Good morning. Thanks for taking the question. It's on the TTR program. I was wondering if you were planning to share the polyneuropathy clinical efficacy endpoints that you're collecting in those PN cohorts near term, or if you'd be willing to comment now on if you're seeing stabilization or improvement across those clinical endpoints. Thank you.

John Leonard
President and CEO, Intellia Therapeutics

David, when are we gonna have some clinical information?

David Lebwohl
EVP and CMO, Intellia Therapeutics

These endpoints are taken, as you know, at the nine months to 12 months. 12 months is the first time. The patients who are at the higher doses are actually, as you saw from our last update, just reaching 12 months. In part one, we only had the NIS score, not as robust as the mNIS+7, which we'll be using in the dose expansion part of that trial. I think the most important information will come from the dose expansion. What we do know, and it's you know, coming from data with patisiran, is that the greater the reduction, the greater the benefit. You'll see some new reports coming from us that looks greater than proportional.

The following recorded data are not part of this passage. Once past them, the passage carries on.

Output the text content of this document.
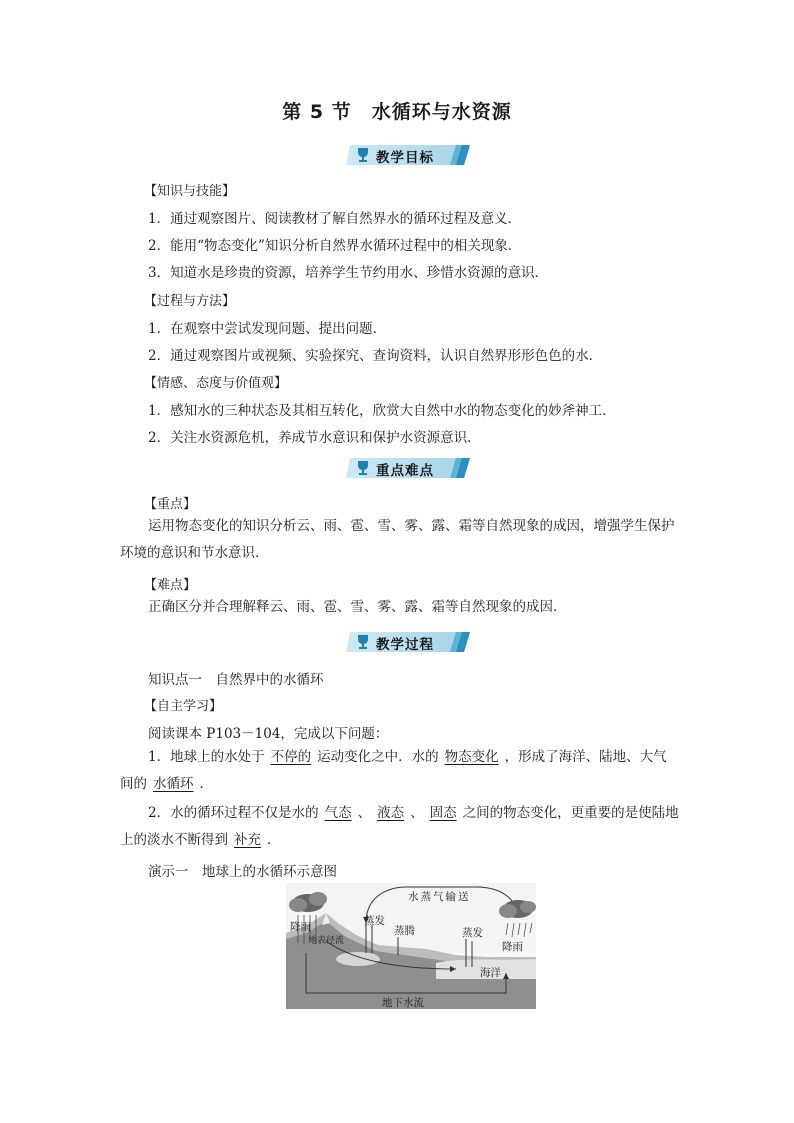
第 5 节　水循环与水资源
教学目标
【知识与技能】
1．通过观察图片、阅读教材了解自然界水的循环过程及意义．
2．能用“物态变化”知识分析自然界水循环过程中的相关现象．
3．知道水是珍贵的资源，培养学生节约用水、珍惜水资源的意识．
【过程与方法】
1．在观察中尝试发现问题、提出问题．
2．通过观察图片或视频、实验探究、查询资料，认识自然界形形色色的水．
【情感、态度与价值观】
1．感知水的三种状态及其相互转化，欣赏大自然中水的物态变化的妙斧神工．
2．关注水资源危机，养成节水意识和保护水资源意识．
重点难点
【重点】
运用物态变化的知识分析云、雨、雹、雪、雾、露、霜等自然现象的成因，增强学生保护环境的意识和节水意识．
【难点】
正确区分并合理解释云、雨、雹、雪、雾、露、霜等自然现象的成因．
教学过程
知识点一　自然界中的水循环
【自主学习】
阅读课本 P103－104，完成以下问题：
1．地球上的水处于 不停的 运动变化之中．水的 物态变化 ，形成了海洋、陆地、大气间的 水循环 ．
2．水的循环过程不仅是水的 气态 、 液态 、 固态 之间的物态变化，更重要的是使陆地上的淡水不断得到 补充 ．
演示一　地球上的水循环示意图
水蒸气输送
降雨	蒸发
蒸腾	蒸发
降雨
地表径流
海洋
地下水流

That as you go down in TTR, you actually get a greater than linear effect on improving, neuropathy. That's what we expect when we go, you know, that we may see in the phase I data. Of course, without a placebo control that's hard to look at. As we go to future trials, we do think we'll be able to demonstrate a greater benefit to the patients with neuropathy.

Operator

The next question comes from Raju Prasad with William Blair. Please go ahead.

Raju Prasad
Partner and Senior Biotechnology Analyst, William Blair

Thanks for taking the question. You may have mentioned this in your prepared remarks, but can you just give a commentary on the percent of wild-type cardiomyopathy patients in the trial? Regarding the potential for weaning these patients off prophylactic therapy, can you just remind us how long the attack rates need to be kind of reduced for you to take patients off prophylaxis? Thank you.

John Leonard
President and CEO, Intellia Therapeutics

David, maybe you can refer, Raju to a particular slide.

David Lebwohl
EVP and CMO, Intellia Therapeutics

Slide 12, it has the genotypes. 10 patients of the 12 patients that you heard about were wild-type patients. This is maybe a typical ratio now in studies for patients with cardiomyopathy. On the second one.

John Leonard
President and CEO, Intellia Therapeutics

Quick. When would you withdraw prophylaxis? I'm not sure we've mandated that in these studies. That's been an investigator's decision.

David Lebwohl
EVP and CMO, Intellia Therapeutics

Yeah. We did it 16 weeks. I don't know if you're also asking how long they were on therapy. They were on therapy for years, these patients. We felt they had a stable breakthrough rate at that point.

Operator

Thank you. This concludes our question and answer session. I would like to turn the conference back over to Ian Karp for any closing remarks.

Ian Karp
SVP of Investor Relations and Corporate Communications, Intellia Therapeutics

Great. Thanks so much, Drew. Thank you everyone for joining us today and for your continued interest and support in Intellia, and we look forward to updating you as we continue to progress. Have a great rest of your day and a great weekend. Bye now.

Operator

The conference has now concluded. Thank you. You may now disconnect your line.